The theme was to be “Musicals” - with costumes and sets, if possible. Rather than burning out, people were doubling down. And I was - suddenly, without reservation - 100 percent back in.
The thing about Kitchen Karaoke, it's turned out, is that it's borderline compulsory. Sure, a few people have opted out in a few cases, but everyone shows up nearly every night. It's something that you do, even if you don't necessarily feel like doing it.
In fact, it's especially important that you show up on those days. And when you do, the karaoke gods reward you with the singular satisfaction of feeling that you've performed for an audience that loves all your subtle, nuanced, and quirky self-expression unconditionally.
Somehow, the term “catharsis” doesn't really capture it.
For me, there was a seismic shift after that initial run-in with fatigue. Kitchen Karaoke is now neither chore nor party for me. It's more of a ritual, having transformed from novelty to nuisance to necessity.
Curious moments aligned to support my transition. As I was spontaneously restocked with karaoke enthusiasm, I noticed a subtitle on the cover of a popular running magazine on my counter: “Streaking Is More Important than Ever.”
Damn right. Time, patience, and consistency.

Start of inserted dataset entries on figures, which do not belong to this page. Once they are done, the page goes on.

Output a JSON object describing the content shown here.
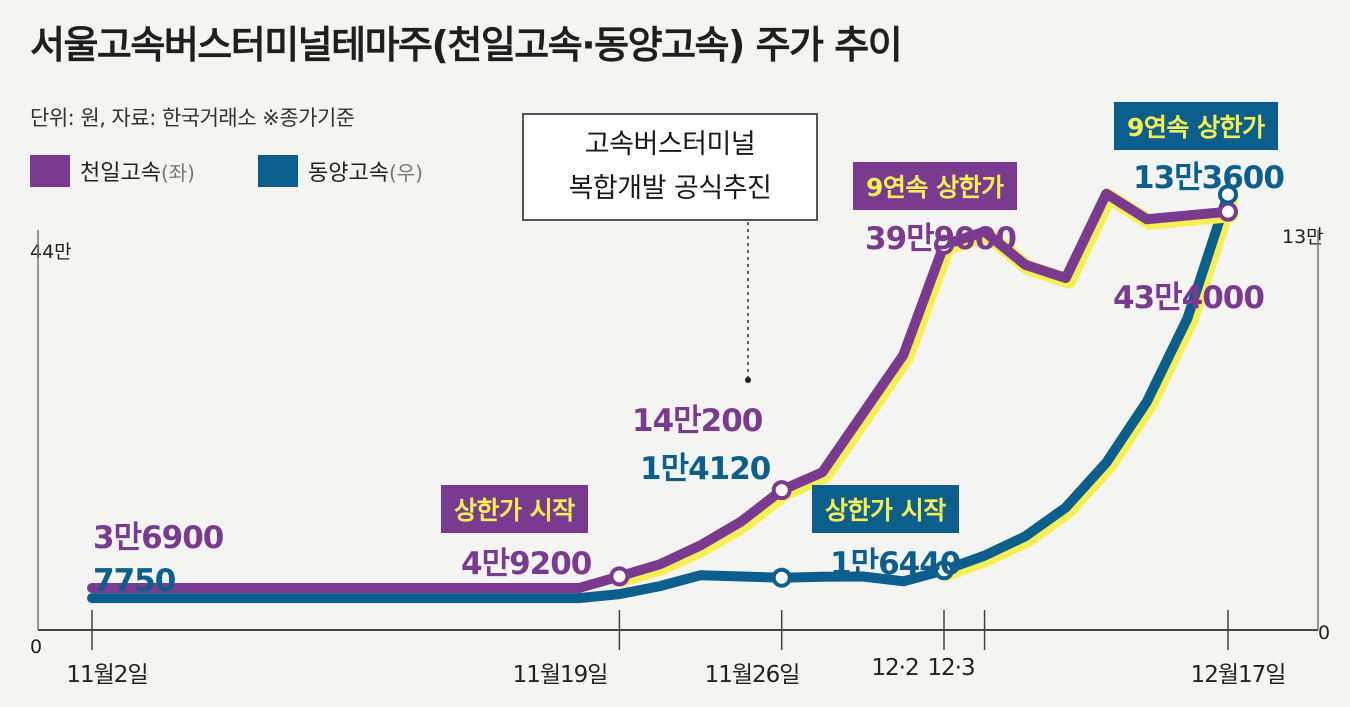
{
  "title": "서울고속버스터미널테마주(천일고속·동양고속) 주가 추이",
  "unit_source": "단위: 원, 자료: 한국거래소 ※종가기준",
  "legend": [
    {
      "name": "천일고속",
      "side": "(좌)",
      "color": "#7a3a8f"
    },
    {
      "name": "동양고속",
      "side": "(우)",
      "color": "#0c5f8c"
    }
  ],
  "colors": {
    "purple": "#7a3a8f",
    "blue": "#0c5f8c",
    "highlight": "#f7f055",
    "background": "#f4f4f2"
  },
  "callout": {
    "line1": "고속버스터미널",
    "line2": "복합개발 공식추진"
  },
  "labels": {
    "start_purple": "3만6900",
    "start_blue": "7750",
    "limit_start_1": "상한가 시작",
    "nov19_purple": "4만9200",
    "nov26_purple": "14만200",
    "nov26_blue": "1만4120",
    "limit_start_2": "상한가 시작",
    "dec2_blue": "1만6440",
    "limit9_purple": "9연속 상한가",
    "dec3_purple": "39만9000",
    "limit9_blue": "9연속 상한가",
    "dec17_blue": "13만3600",
    "dec17_purple": "43만4000"
  },
  "chart_data": {
    "type": "line",
    "title": "서울고속버스터미널테마주(천일고속·동양고속) 주가 추이",
    "x_tick_labels": [
      "11월2일",
      "11월19일",
      "11월26일",
      "12·2",
      "12·3",
      "12월17일"
    ],
    "y_left": {
      "label": "천일고속(좌)",
      "range": [
        0,
        440000
      ],
      "tick_labels": [
        "0",
        "44만"
      ]
    },
    "y_right": {
      "label": "동양고속(우)",
      "range": [
        0,
        130000
      ],
      "tick_labels": [
        "0",
        "13만"
      ]
    },
    "series": [
      {
        "name": "천일고속",
        "axis": "left",
        "points": [
          {
            "x": 0,
            "y": 36900
          },
          {
            "x": 12,
            "y": 36900
          },
          {
            "x": 13,
            "y": 49200
          },
          {
            "x": 14,
            "y": 62000
          },
          {
            "x": 15,
            "y": 82000
          },
          {
            "x": 16,
            "y": 107000
          },
          {
            "x": 17,
            "y": 140200
          },
          {
            "x": 18,
            "y": 159000
          },
          {
            "x": 19,
            "y": 221000
          },
          {
            "x": 20,
            "y": 283000
          },
          {
            "x": 21,
            "y": 399000
          },
          {
            "x": 22,
            "y": 413000
          },
          {
            "x": 23,
            "y": 378000
          },
          {
            "x": 24,
            "y": 364000
          },
          {
            "x": 25,
            "y": 453000
          },
          {
            "x": 26,
            "y": 426000
          },
          {
            "x": 28,
            "y": 434000
          }
        ],
        "highlighted": [
          {
            "x": 13,
            "y": 49200,
            "label": "4만9200"
          },
          {
            "x": 17,
            "y": 140200,
            "label": "14만200"
          },
          {
            "x": 21,
            "y": 399000,
            "label": "39만9000"
          },
          {
            "x": 28,
            "y": 434000,
            "label": "43만4000"
          }
        ]
      },
      {
        "name": "동양고속",
        "axis": "right",
        "points": [
          {
            "x": 0,
            "y": 7750
          },
          {
            "x": 12,
            "y": 7750
          },
          {
            "x": 13,
            "y": 9000
          },
          {
            "x": 14,
            "y": 11500
          },
          {
            "x": 15,
            "y": 14900
          },
          {
            "x": 17,
            "y": 14120
          },
          {
            "x": 18,
            "y": 14400
          },
          {
            "x": 19,
            "y": 14500
          },
          {
            "x": 20,
            "y": 13000
          },
          {
            "x": 21,
            "y": 16440
          },
          {
            "x": 22,
            "y": 21000
          },
          {
            "x": 23,
            "y": 27000
          },
          {
            "x": 24,
            "y": 36000
          },
          {
            "x": 25,
            "y": 50000
          },
          {
            "x": 26,
            "y": 69000
          },
          {
            "x": 27,
            "y": 95000
          },
          {
            "x": 28,
            "y": 133600
          }
        ],
        "highlighted": [
          {
            "x": 17,
            "y": 14120,
            "label": "1만4120"
          },
          {
            "x": 21,
            "y": 16440,
            "label": "1만6440"
          },
          {
            "x": 28,
            "y": 133600,
            "label": "13만3600"
          }
        ]
      }
    ],
    "annotations": [
      "상한가 시작",
      "상한가 시작",
      "9연속 상한가",
      "9연속 상한가",
      "고속버스터미널 복합개발 공식추진"
    ]
  }
}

Inspired by everyone's daily commitment to communing via karaoke, I mull further commitments I could make. I started running every weekday. I resolved to completely clean our kitchen every night so that we can awake to a more serene homescape. I repeat to myself every morning and every night: Time. Patience. Consistency.
I'm not sure how long the Kitchen Karaoke streak will go. I hope it goes through quarantine. Maybe even longer. Yesterday it was “State Names.” Tonight, celebrating mothers and Mother's Day, it's “Love and Tenderness,” with a bonus for flower references.
I wonder who will take the baton next. And I already can't wait for tomorrow's theme reveal.